Planta medicinal maya podría tratar leishmaniasis cutánea

El extracto de Cleoserrata serrata impidió crecimiento del parásito. La planta es usada ancestralmente por algunos curanderos mayas en zona endémica de leishmaniasis.

Planta Cleoserrata serrata del huerto familiar del médico tradicional don Roberto Jiménez, de Comalcalco, Tabasco. Crédito de la imagen: Cortesía de Lorena Alamilla para SciDev.Net.SciDev.net

La planta Cleoserrata serrata tiene potencial para tratar la leishmaniasis cutánea causada por el parásito Leishmania mexicana, según un estudio que analizó el saber tradicional de algunos curanderos chontales, zona maya de Tabasco, en el sureste de México que la usan para tratar esa enfermedad, a la que denominan “mal del chiclero”.
 
El estudio, a publicarse en la edición impresa del Journal of Ethnopharmocology de enero 2018, reporta que un extracto obtenido de las hojas de la planta inhibió –en estudios in vitro– el crecimiento del parásito y otras bacterias oportunistas que suelen infectar las lesiones de los pacientes.

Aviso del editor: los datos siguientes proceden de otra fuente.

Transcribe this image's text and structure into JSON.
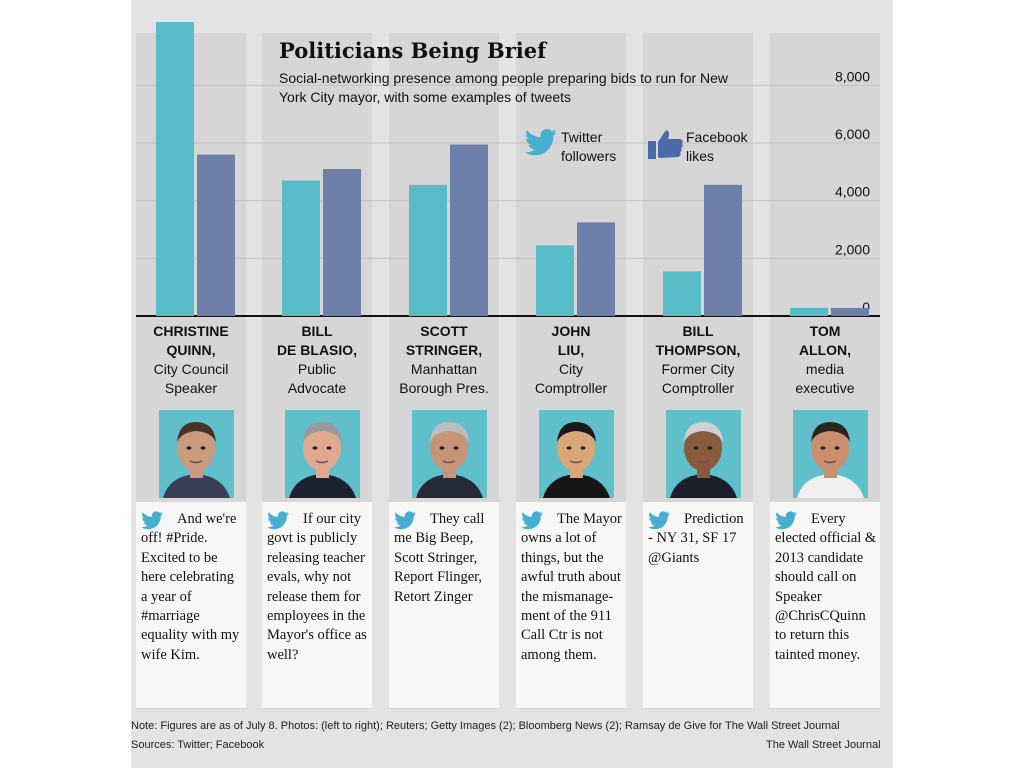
{
  "title": "Politicians Being Brief",
  "subtitle": "Social-networking presence among people preparing bids to run for New York City mayor, with some examples of tweets",
  "legend": {
    "twitter": "Twitter\nfollowers",
    "facebook": "Facebook\nlikes"
  },
  "colors": {
    "twitter": "#58bcc8",
    "facebook": "#6e80aa",
    "column": "#d6d6d6",
    "panel": "#e3e3e3"
  },
  "chart_data": {
    "type": "bar",
    "title": "Politicians Being Brief",
    "categories": [
      "CHRISTINE QUINN",
      "BILL DE BLASIO",
      "SCOTT STRINGER",
      "JOHN LIU",
      "BILL THOMPSON",
      "TOM ALLON"
    ],
    "series": [
      {
        "name": "Twitter followers",
        "values": [
          10200,
          4700,
          4550,
          2450,
          1550,
          280
        ]
      },
      {
        "name": "Facebook likes",
        "values": [
          5600,
          5100,
          5950,
          3250,
          4550,
          280
        ]
      }
    ],
    "yticks": [
      "8,000",
      "6,000",
      "4,000",
      "2,000",
      "0"
    ],
    "ytick_values": [
      8000,
      6000,
      4000,
      2000,
      0
    ],
    "ylim": [
      0,
      10200
    ],
    "grid": true,
    "legend_position": "top"
  },
  "candidates": [
    {
      "name": "CHRISTINE\nQUINN,",
      "role": "City Council\nSpeaker",
      "photo": "portrait-christine-quinn",
      "tweet": "And we're off! #Pride. Excited to be here celebrating a year of #marriage equality with my wife Kim."
    },
    {
      "name": "BILL\nDE BLASIO,",
      "role": "Public\nAdvocate",
      "photo": "portrait-bill-de-blasio",
      "tweet": "If our city govt is publicly releasing teacher evals, why not release them for employees in the Mayor's office as well?"
    },
    {
      "name": "SCOTT\nSTRINGER,",
      "role": "Manhattan\nBorough Pres.",
      "photo": "portrait-scott-stringer",
      "tweet": "They call me Big Beep, Scott Stringer, Report Flinger, Retort Zinger"
    },
    {
      "name": "JOHN\nLIU,",
      "role": "City\nComptroller",
      "photo": "portrait-john-liu",
      "tweet": "The Mayor owns a lot of things, but the awful truth about the mismanage-ment of the 911 Call Ctr is not among them."
    },
    {
      "name": "BILL\nTHOMPSON,",
      "role": "Former City\nComptroller",
      "photo": "portrait-bill-thompson",
      "tweet": "Prediction - NY 31, SF 17 @Giants"
    },
    {
      "name": "TOM\nALLON,",
      "role": "media\nexecutive",
      "photo": "portrait-tom-allon",
      "tweet": "Every elected official & 2013 candidate should call on Speaker @ChrisCQuinn to return this tainted money."
    }
  ],
  "note": "Note: Figures are as of July 8.   Photos: (left to right); Reuters; Getty Images (2); Bloomberg News (2); Ramsay de Give for The Wall Street Journal",
  "sources": "Sources: Twitter; Facebook",
  "credit": "The Wall Street Journal"
}
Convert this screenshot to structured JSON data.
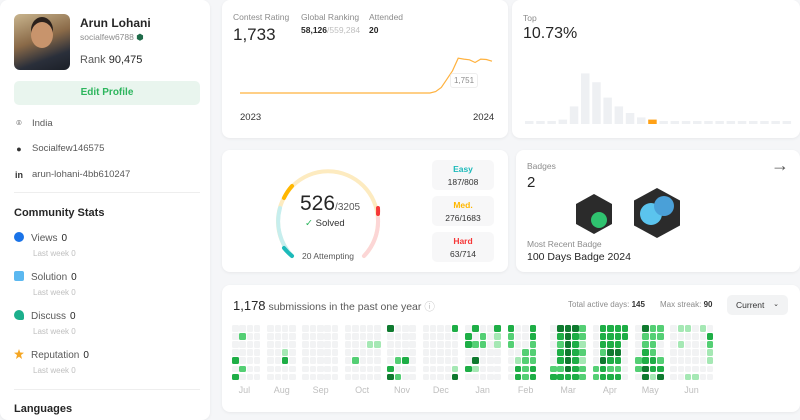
{
  "profile": {
    "name": "Arun Lohani",
    "username": "socialfew6788",
    "rank_label": "Rank",
    "rank": "90,475",
    "edit_label": "Edit Profile",
    "location": "India",
    "github": "Socialfew146575",
    "linkedin": "arun-lohani-4bb610247"
  },
  "community": {
    "title": "Community Stats",
    "items": [
      {
        "label": "Views",
        "value": "0",
        "last_week_label": "Last week",
        "last_week": "0",
        "icon": "eye-icon",
        "color": "#1a73e8"
      },
      {
        "label": "Solution",
        "value": "0",
        "last_week_label": "Last week",
        "last_week": "0",
        "icon": "solution-icon",
        "color": "#5bb8f0"
      },
      {
        "label": "Discuss",
        "value": "0",
        "last_week_label": "Last week",
        "last_week": "0",
        "icon": "discuss-icon",
        "color": "#1caf8c"
      },
      {
        "label": "Reputation",
        "value": "0",
        "last_week_label": "Last week",
        "last_week": "0",
        "icon": "star-icon",
        "color": "#f5a623"
      }
    ]
  },
  "languages_title": "Languages",
  "contest": {
    "rating_label": "Contest Rating",
    "rating": "1,733",
    "global_label": "Global Ranking",
    "global_rank": "58,126",
    "global_total": "/559,284",
    "attended_label": "Attended",
    "attended": "20",
    "tooltip": "1,751",
    "x_start": "2023",
    "x_end": "2024",
    "ratings": [
      1500,
      1500,
      1500,
      1500,
      1500,
      1500,
      1500,
      1500,
      1500,
      1500,
      1500,
      1500,
      1500,
      1500,
      1510,
      1540,
      1600,
      1660,
      1751,
      1745,
      1740,
      1720,
      1745,
      1742,
      1730
    ]
  },
  "top": {
    "label": "Top",
    "value": "10.73%",
    "histogram": [
      1,
      1,
      1,
      2,
      8,
      23,
      19,
      12,
      8,
      5,
      3,
      2,
      1,
      1,
      1,
      1,
      1,
      1,
      1,
      1,
      1,
      1,
      1,
      1
    ],
    "highlight_index": 11,
    "color": "#ffa116"
  },
  "solved": {
    "solved": "526",
    "total": "/3205",
    "solved_label": "Solved",
    "attempting": "20 Attempting",
    "easy_label": "Easy",
    "easy": "187/808",
    "easy_color": "#1cbaba",
    "med_label": "Med.",
    "med": "276/1683",
    "med_color": "#ffb700",
    "hard_label": "Hard",
    "hard": "63/714",
    "hard_color": "#f63737"
  },
  "badges": {
    "label": "Badges",
    "count": "2",
    "recent_label": "Most Recent Badge",
    "recent": "100 Days Badge 2024"
  },
  "submissions": {
    "count": "1,178",
    "text": "submissions in the past one year",
    "active_label": "Total active days:",
    "active": "145",
    "streak_label": "Max streak:",
    "streak": "90",
    "period": "Current",
    "months": [
      {
        "name": "Jul",
        "weeks": [
          "0000303",
          "0200020",
          "0000000",
          "0000000"
        ]
      },
      {
        "name": "Aug",
        "weeks": [
          "0000000",
          "0000000",
          "0001300",
          "0000000"
        ]
      },
      {
        "name": "Sep",
        "weeks": [
          "0000000",
          "0000000",
          "0000000",
          "0000000",
          "0000000"
        ]
      },
      {
        "name": "Oct",
        "weeks": [
          "0000000",
          "0000200",
          "0000000",
          "0010000",
          "0010000"
        ]
      },
      {
        "name": "Nov",
        "weeks": [
          "4000034",
          "0000202",
          "0000300",
          "0000000"
        ]
      },
      {
        "name": "Dec",
        "weeks": [
          "0000000",
          "0000000",
          "0000000",
          "0000000",
          "3000014"
        ]
      },
      {
        "name": "Jan",
        "weeks": [
          "0330030",
          "3020410",
          "0220000",
          "0000000",
          "3110000"
        ]
      },
      {
        "name": "Feb",
        "weeks": [
          "3220000",
          "0000133",
          "0002222",
          "3322233",
          "..."
        ]
      },
      {
        "name": "Mar",
        "weeks": [
          "0000023",
          "4323323",
          "4444443",
          "4333333",
          "2212122"
        ]
      },
      {
        "name": "Apr",
        "weeks": [
          "0000022",
          "3332433",
          "3334323",
          "3334323",
          "3300000"
        ]
      },
      {
        "name": "May",
        "weeks": [
          "0000220",
          "4223344",
          "2222331",
          "2200234"
        ]
      },
      {
        "name": "Jun",
        "weeks": [
          "0000000",
          "1010000",
          "1000001",
          "0000001",
          "1000000",
          "0321100"
        ]
      }
    ]
  }
}
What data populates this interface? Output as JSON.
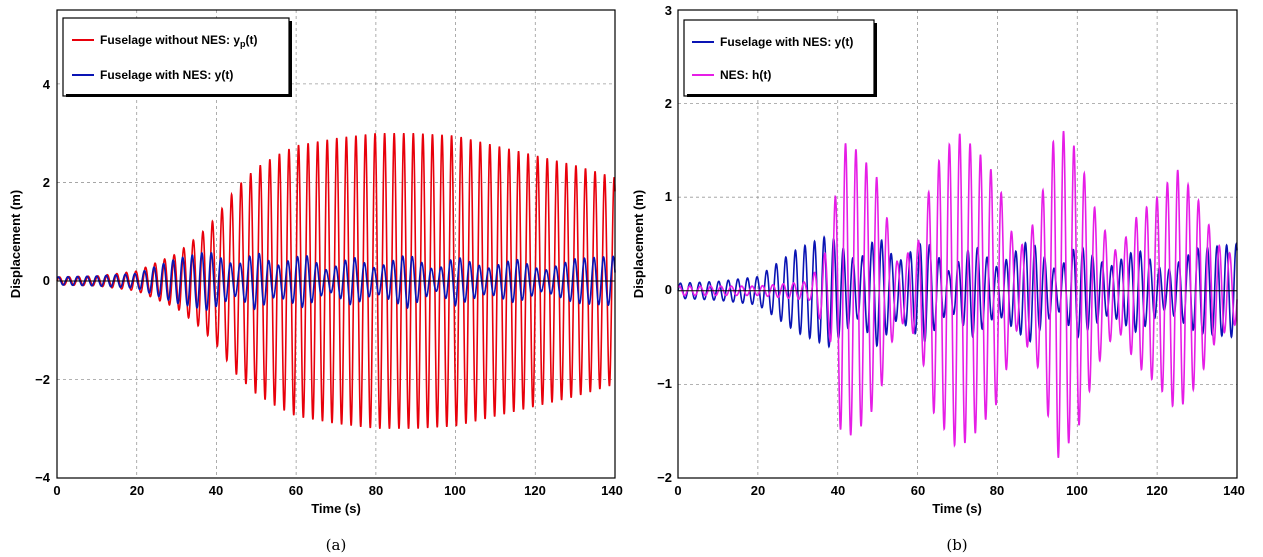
{
  "chart_data": [
    {
      "type": "line",
      "caption": "(a)",
      "xlabel": "Time (s)",
      "ylabel": "Displacement (m)",
      "xlim": [
        0,
        140
      ],
      "ylim": [
        -4,
        5.5
      ],
      "xticks": [
        "0",
        "20",
        "40",
        "60",
        "80",
        "100",
        "120",
        "140"
      ],
      "yticks": [
        "4",
        "2",
        "0",
        "−2",
        "−4"
      ],
      "grid": true,
      "legend_position": "top-left",
      "series": [
        {
          "name": "Fuselage without NES: y",
          "subscript": "p",
          "suffix": "(t)",
          "color": "#e8000b",
          "signal": {
            "period": 2.4,
            "envelope": [
              [
                0,
                0.08
              ],
              [
                10,
                0.1
              ],
              [
                20,
                0.2
              ],
              [
                30,
                0.55
              ],
              [
                36,
                0.95
              ],
              [
                40,
                1.3
              ],
              [
                45,
                1.9
              ],
              [
                50,
                2.3
              ],
              [
                55,
                2.55
              ],
              [
                60,
                2.75
              ],
              [
                70,
                2.9
              ],
              [
                80,
                3.0
              ],
              [
                90,
                3.0
              ],
              [
                100,
                2.95
              ],
              [
                110,
                2.75
              ],
              [
                120,
                2.55
              ],
              [
                130,
                2.35
              ],
              [
                140,
                2.1
              ]
            ]
          }
        },
        {
          "name": "Fuselage with NES: y",
          "subscript": "",
          "suffix": "(t)",
          "color": "#0a14b4",
          "signal": {
            "period": 2.4,
            "envelope": [
              [
                0,
                0.08
              ],
              [
                10,
                0.1
              ],
              [
                20,
                0.15
              ],
              [
                30,
                0.45
              ],
              [
                38,
                0.6
              ],
              [
                45,
                0.3
              ],
              [
                50,
                0.6
              ],
              [
                55,
                0.3
              ],
              [
                62,
                0.55
              ],
              [
                68,
                0.2
              ],
              [
                74,
                0.5
              ],
              [
                80,
                0.25
              ],
              [
                88,
                0.55
              ],
              [
                95,
                0.2
              ],
              [
                100,
                0.5
              ],
              [
                108,
                0.25
              ],
              [
                115,
                0.45
              ],
              [
                122,
                0.2
              ],
              [
                130,
                0.45
              ],
              [
                140,
                0.5
              ]
            ]
          }
        }
      ]
    },
    {
      "type": "line",
      "caption": "(b)",
      "xlabel": "Time (s)",
      "ylabel": "Displacement (m)",
      "xlim": [
        0,
        140
      ],
      "ylim": [
        -2,
        3
      ],
      "xticks": [
        "0",
        "20",
        "40",
        "60",
        "80",
        "100",
        "120",
        "140"
      ],
      "yticks": [
        "3",
        "2",
        "1",
        "0",
        "−1",
        "−2"
      ],
      "grid": true,
      "legend_position": "top-left",
      "series": [
        {
          "name": "Fuselage with NES: y",
          "subscript": "",
          "suffix": "(t)",
          "color": "#0a14b4",
          "signal": {
            "period": 2.4,
            "envelope": [
              [
                0,
                0.08
              ],
              [
                10,
                0.1
              ],
              [
                20,
                0.15
              ],
              [
                30,
                0.45
              ],
              [
                38,
                0.6
              ],
              [
                45,
                0.3
              ],
              [
                50,
                0.6
              ],
              [
                55,
                0.3
              ],
              [
                62,
                0.55
              ],
              [
                68,
                0.2
              ],
              [
                74,
                0.5
              ],
              [
                80,
                0.25
              ],
              [
                88,
                0.55
              ],
              [
                95,
                0.2
              ],
              [
                100,
                0.5
              ],
              [
                108,
                0.25
              ],
              [
                115,
                0.45
              ],
              [
                122,
                0.2
              ],
              [
                130,
                0.45
              ],
              [
                140,
                0.5
              ]
            ]
          }
        },
        {
          "name": "NES: h",
          "subscript": "",
          "suffix": "(t)",
          "color": "#e61ee6",
          "signal": {
            "period": 2.6,
            "envelope": [
              [
                0,
                0.05
              ],
              [
                20,
                0.05
              ],
              [
                33,
                0.1
              ],
              [
                38,
                0.5
              ],
              [
                41,
                1.6
              ],
              [
                45,
                1.5
              ],
              [
                50,
                1.2
              ],
              [
                55,
                0.3
              ],
              [
                60,
                0.5
              ],
              [
                64,
                1.3
              ],
              [
                70,
                1.7
              ],
              [
                75,
                1.5
              ],
              [
                80,
                1.2
              ],
              [
                85,
                0.4
              ],
              [
                90,
                0.8
              ],
              [
                95,
                1.8
              ],
              [
                100,
                1.5
              ],
              [
                105,
                0.8
              ],
              [
                110,
                0.4
              ],
              [
                115,
                0.8
              ],
              [
                120,
                1.0
              ],
              [
                125,
                1.3
              ],
              [
                130,
                1.0
              ],
              [
                135,
                0.5
              ],
              [
                140,
                0.35
              ]
            ]
          }
        }
      ]
    }
  ]
}
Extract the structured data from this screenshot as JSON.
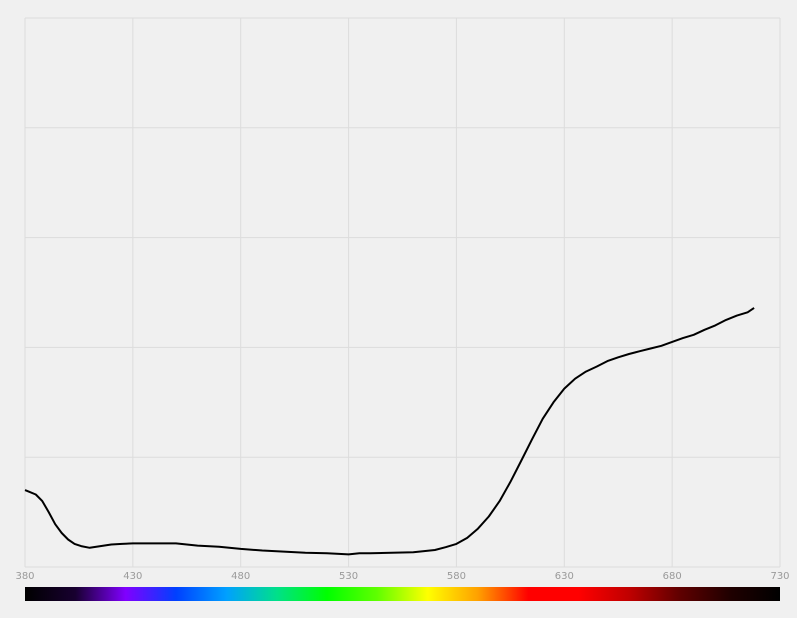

La leishmaniasis es una enfermedad transmitida por mosquitos que puede dejar cicatrices de por vida, causando discapacidad grave y hasta la muerte, dependiendo de la variante.
 
En México los pacientes infectadosviven en comunidades remotas y pobres, y suelen no tratarse o dejar sus tratamientos incompletos porque deben recorrer grandes distancias para ir a los centros de salud y las múltiples visitas los hacen incosteables.
 
Según Ingeborg Becker, investigadora de la Universidad Nacional Autónoma de México y coautora del estudio, encontrar alternativas a los fármacos es fundamental sobre todo para pacientes infectados con Leishmania mexicana en su forma difusa, pues son quienes presentan mayor resistencia y una alta mortandad.
 
“En México hay mucho conocimiento olvidado que se tiene que rescatar, porque es conocimiento oral que se perderá”, dijo Becker. Además, “la enfermedad seguirá progresando y su distribución aumentará”, dijo a SciDev.Net.
 
Refiere que encontraron la planta gracias a un curandero local que tenía éxito tratando a sus pacientes con ungüentos hechos a base de hojas secas de Cleoserrata y les compartió su conocimiento para que lo estudiaran en el laboratorio.
 
Según Becker, la Cleoserrata serrata tiene una amplia distribución natural en el sur de México, Centroamérica y el norte de Sudamérica, cerca de las poblaciones donde la enfermedad es endémica, por lo que sus resultados podrían beneficiar a varios países.
 
“Aunque hacen falta estudios in-vivo […] el esfuerzo del equipo de la Dra. Becker es loable”, dijo a SciDev.Net Claudio Lezama, investigador que ha publicado extensivamente sobre agentes antileishmaniasis.

Él también ha encontrado plantas que usan curanderos en México y Brasil con efectos antileishmaniasis demostrados en experimentos in-vivo en ratones.
 
“Si ellos [los curanderos] tuvieran la cura no sería endémica la enfermedad”, dice Lezama, explicando que tras 20 años de estudios hay menos de una docena de plantas que han resultado efectivas en laboratorio. “Tenemos que validar y mejorar las fórmulas, si hay miles en México debe haber más en Centroamérica”, agregó.
 
Según la Organización Mundial de la Salud anualmente en el mundo surgen 700.000 a 1 millón de nuevos casos, y ocurren 20.000 a 30.000 muertes. La cutánea es la forma más frecuente de la enfermedad –aunque no la más grave–.